Matthew Cobb ponders the age old question about whether during human evolution our sense of smell has been traded in in favor of our vision. How this would work, at least theoretically, is as we became more dependent on our eye sight, our smell became less and less important to us and so the receptor sites in our noses became less sensitive. Another way of putting it is that we “devolved” our sense of smell, deactivated certain genes, in favor of better eye sight.

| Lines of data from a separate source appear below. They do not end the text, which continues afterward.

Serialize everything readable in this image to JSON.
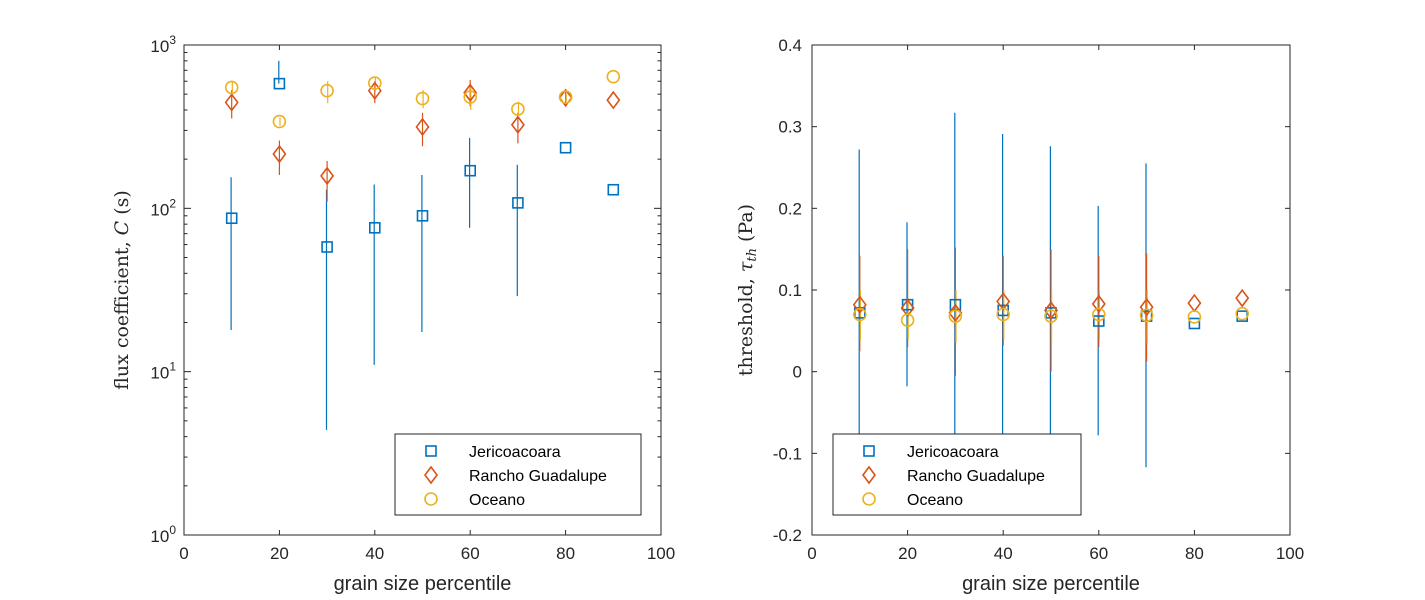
{
  "colors": {
    "jericoacoara": "#0072BD",
    "rancho": "#D95319",
    "oceano": "#EDB120",
    "axis": "#262626"
  },
  "chart_data": [
    {
      "type": "scatter",
      "xlabel": "grain size percentile",
      "ylabel": "flux coefficient, C (s)",
      "ylabel_parts": {
        "pre": "flux coefficient, ",
        "var": "C",
        "post": " (s)"
      },
      "xlim": [
        0,
        100
      ],
      "ylim": [
        1,
        1000
      ],
      "yscale": "log",
      "xticks": [
        0,
        20,
        40,
        60,
        80,
        100
      ],
      "yticks": [
        {
          "value": 1,
          "base": "10",
          "exp": "0"
        },
        {
          "value": 10,
          "base": "10",
          "exp": "1"
        },
        {
          "value": 100,
          "base": "10",
          "exp": "2"
        },
        {
          "value": 1000,
          "base": "10",
          "exp": "3"
        }
      ],
      "legend_position": "bottom-right",
      "series": [
        {
          "name": "Jericoacoara",
          "marker": "square",
          "x": [
            10,
            20,
            30,
            40,
            50,
            60,
            70,
            80,
            90
          ],
          "y": [
            87,
            580,
            58,
            76,
            90,
            170,
            108,
            235,
            130
          ],
          "yerr_low": [
            18,
            580,
            4.4,
            11,
            17.5,
            76,
            29,
            235,
            130
          ],
          "yerr_high": [
            155,
            800,
            130,
            140,
            160,
            270,
            185,
            235,
            130
          ]
        },
        {
          "name": "Rancho Guadalupe",
          "marker": "diamond",
          "x": [
            10,
            20,
            30,
            40,
            50,
            60,
            70,
            80,
            90
          ],
          "y": [
            445,
            215,
            158,
            525,
            315,
            510,
            325,
            475,
            460
          ],
          "yerr_low": [
            355,
            160,
            110,
            440,
            240,
            420,
            250,
            420,
            460
          ],
          "yerr_high": [
            530,
            260,
            195,
            600,
            385,
            610,
            385,
            530,
            460
          ]
        },
        {
          "name": "Oceano",
          "marker": "circle",
          "x": [
            10,
            20,
            30,
            40,
            50,
            60,
            70,
            80,
            90
          ],
          "y": [
            550,
            340,
            525,
            585,
            470,
            480,
            405,
            480,
            640
          ],
          "yerr_low": [
            500,
            320,
            440,
            520,
            410,
            400,
            370,
            450,
            640
          ],
          "yerr_high": [
            600,
            360,
            600,
            640,
            530,
            550,
            450,
            510,
            640
          ]
        }
      ]
    },
    {
      "type": "scatter",
      "xlabel": "grain size percentile",
      "ylabel": "threshold, τth (Pa)",
      "ylabel_parts": {
        "pre": "threshold, ",
        "var": "τ",
        "sub": "th",
        "post": " (Pa)"
      },
      "xlim": [
        0,
        100
      ],
      "ylim": [
        -0.2,
        0.4
      ],
      "yscale": "linear",
      "xticks": [
        0,
        20,
        40,
        60,
        80,
        100
      ],
      "yticks": [
        {
          "value": -0.2,
          "label": "-0.2"
        },
        {
          "value": -0.1,
          "label": "-0.1"
        },
        {
          "value": 0,
          "label": "0"
        },
        {
          "value": 0.1,
          "label": "0.1"
        },
        {
          "value": 0.2,
          "label": "0.2"
        },
        {
          "value": 0.3,
          "label": "0.3"
        },
        {
          "value": 0.4,
          "label": "0.4"
        }
      ],
      "legend_position": "bottom-left",
      "series": [
        {
          "name": "Jericoacoara",
          "marker": "square",
          "x": [
            10,
            20,
            30,
            40,
            50,
            60,
            70,
            80,
            90
          ],
          "y": [
            0.072,
            0.082,
            0.082,
            0.075,
            0.072,
            0.062,
            0.068,
            0.059,
            0.068
          ],
          "yerr_low": [
            -0.13,
            -0.018,
            -0.15,
            -0.14,
            -0.13,
            -0.078,
            -0.117,
            0.059,
            0.068
          ],
          "yerr_high": [
            0.272,
            0.183,
            0.317,
            0.291,
            0.276,
            0.203,
            0.255,
            0.059,
            0.068
          ]
        },
        {
          "name": "Rancho Guadalupe",
          "marker": "diamond",
          "x": [
            10,
            20,
            30,
            40,
            50,
            60,
            70,
            80,
            90
          ],
          "y": [
            0.082,
            0.078,
            0.072,
            0.086,
            0.075,
            0.083,
            0.079,
            0.084,
            0.09
          ],
          "yerr_low": [
            0.025,
            0.03,
            -0.005,
            0.032,
            0.0,
            0.03,
            0.012,
            0.084,
            0.09
          ],
          "yerr_high": [
            0.142,
            0.15,
            0.152,
            0.142,
            0.15,
            0.142,
            0.145,
            0.084,
            0.09
          ]
        },
        {
          "name": "Oceano",
          "marker": "circle",
          "x": [
            10,
            20,
            30,
            40,
            50,
            60,
            70,
            80,
            90
          ],
          "y": [
            0.07,
            0.063,
            0.068,
            0.07,
            0.068,
            0.07,
            0.069,
            0.067,
            0.071
          ],
          "yerr_low": [
            0.04,
            0.04,
            0.035,
            0.04,
            0.035,
            0.04,
            0.035,
            0.067,
            0.071
          ],
          "yerr_high": [
            0.1,
            0.09,
            0.1,
            0.1,
            0.1,
            0.1,
            0.1,
            0.067,
            0.071
          ]
        }
      ]
    }
  ]
}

Imagine having Lasik eye surgery and the doctor telling you it will cost you your sense of smell.
Well … Not so fast:
A study by a group of Japanese researchers (Atsushi Matsui, Yasuhiro Ho and Yoshihito Niimura), about to appear in Molecular Biology and Evolution [subscription needed], looks at this widely-accepted suggestion and finds little evidence to support it.

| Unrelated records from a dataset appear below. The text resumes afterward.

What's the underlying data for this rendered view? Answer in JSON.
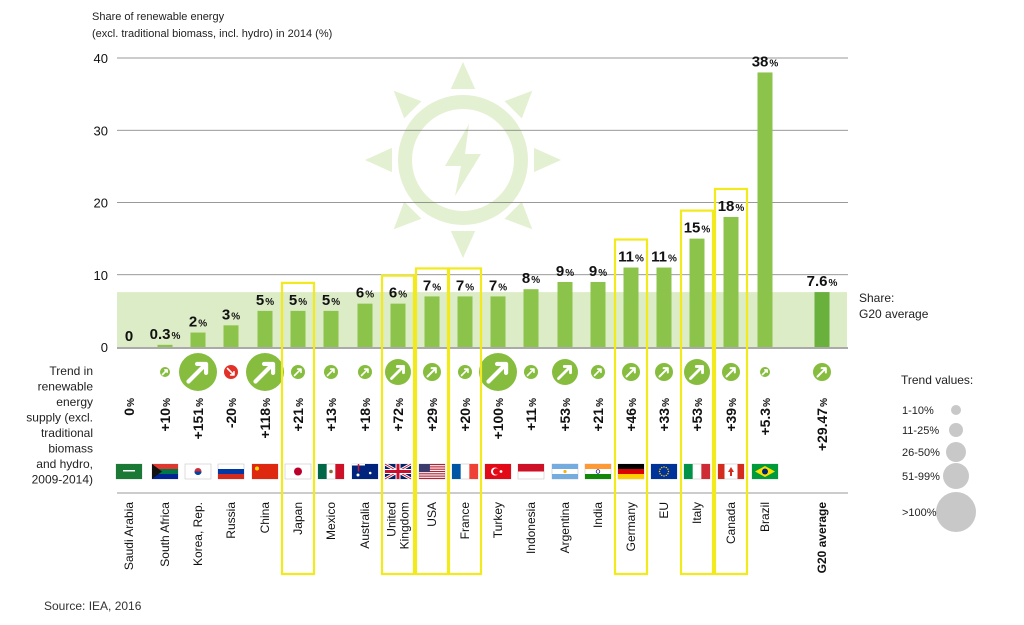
{
  "chart_data": {
    "type": "bar",
    "title": "Share of renewable energy (excl. traditional biomass, incl. hydro) in 2014 (%)",
    "title_line1": "Share of renewable energy",
    "title_line2": "(excl. traditional biomass, incl. hydro) in 2014 (%)",
    "ylim": [
      0,
      40
    ],
    "yticks": [
      0,
      10,
      20,
      30,
      40
    ],
    "grid": true,
    "categories": [
      "Saudi Arabia",
      "South Africa",
      "Korea, Rep.",
      "Russia",
      "China",
      "Japan",
      "Mexico",
      "Australia",
      "United Kingdom",
      "USA",
      "France",
      "Turkey",
      "Indonesia",
      "Argentina",
      "India",
      "Germany",
      "EU",
      "Italy",
      "Canada",
      "Brazil",
      "G20 average"
    ],
    "category_lines": [
      [
        "Saudi Arabia"
      ],
      [
        "South Africa"
      ],
      [
        "Korea, Rep."
      ],
      [
        "Russia"
      ],
      [
        "China"
      ],
      [
        "Japan"
      ],
      [
        "Mexico"
      ],
      [
        "Australia"
      ],
      [
        "United",
        "Kingdom"
      ],
      [
        "USA"
      ],
      [
        "France"
      ],
      [
        "Turkey"
      ],
      [
        "Indonesia"
      ],
      [
        "Argentina"
      ],
      [
        "India"
      ],
      [
        "Germany"
      ],
      [
        "EU"
      ],
      [
        "Italy"
      ],
      [
        "Canada"
      ],
      [
        "Brazil"
      ],
      [
        "G20 average"
      ]
    ],
    "values": [
      0,
      0.3,
      2,
      3,
      5,
      5,
      5,
      6,
      6,
      7,
      7,
      7,
      8,
      9,
      9,
      11,
      11,
      15,
      18,
      38,
      7.6
    ],
    "value_labels": [
      "0",
      "0.3",
      "2",
      "3",
      "5",
      "5",
      "5",
      "6",
      "6",
      "7",
      "7",
      "7",
      "8",
      "9",
      "9",
      "11",
      "11",
      "15",
      "18",
      "38",
      "7.6"
    ],
    "value_suffix": "%",
    "highlighted": [
      "Japan",
      "United Kingdom",
      "USA",
      "France",
      "Germany",
      "Italy",
      "Canada"
    ],
    "bold_category": "G20 average",
    "g20_average_band": 7.6,
    "g20_band_label_line1": "Share:",
    "g20_band_label_line2": "G20 average",
    "trend_label_lines": [
      "Trend in",
      "renewable",
      "energy",
      "supply (excl.",
      "traditional",
      "biomass",
      "and hydro,",
      "2009-2014)"
    ],
    "trend_values": [
      0,
      10,
      151,
      -20,
      118,
      21,
      13,
      18,
      72,
      29,
      20,
      100,
      11,
      53,
      21,
      46,
      33,
      53,
      39,
      5.3,
      29.47
    ],
    "trend_labels": [
      "0",
      "+10",
      "+151",
      "-20",
      "+118",
      "+21",
      "+13",
      "+18",
      "+72",
      "+29",
      "+20",
      "+100",
      "+11",
      "+53",
      "+21",
      "+46",
      "+33",
      "+53",
      "+39",
      "+5.3",
      "+29.47"
    ],
    "trend_suffix": "%",
    "legend_title": "Trend values:",
    "legend_items": [
      "1-10%",
      "11-25%",
      "26-50%",
      "51-99%",
      ">100%"
    ],
    "source": "Source: IEA, 2016"
  },
  "colors": {
    "bar": "#8cc34a",
    "bar_g20": "#6ab03c",
    "band": "#dcecc6",
    "highlight": "#f2ea1c",
    "trend_up": "#86bd3f",
    "trend_down": "#e23127",
    "grid": "#777777",
    "legend_circle": "#c8c8c8",
    "sun": "#e4f0d2"
  },
  "flags": [
    "saudi-arabia",
    "south-africa",
    "korea",
    "russia",
    "china",
    "japan",
    "mexico",
    "australia",
    "united-kingdom",
    "usa",
    "france",
    "turkey",
    "indonesia",
    "argentina",
    "india",
    "germany",
    "eu",
    "italy",
    "canada",
    "brazil"
  ]
}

They looked at the olfactory receptor (OR) genes in five primate species (human, chimpanzee, orangutan, marmoset and rhesus macaque) together with two “strepsirhines” – the bushbaby and the mouse lemur, with the tree shrew as a comparison (“outgroup”). Surprisingly, they found no significant differences in the number of functional OR genes between the marmoset (New World Monkey) and the macaque (Old World Monkey) and the hominoids. In fact, humans had the second largest number of intact ORs (396), just behind the chimpanzee (399), and as against only 296 in the orangutan. This suggests that – whatever you might think – you can probably detect a similar number of odours as any of the other primates.
Maybe our evolutionary Lasik eye surgery was free!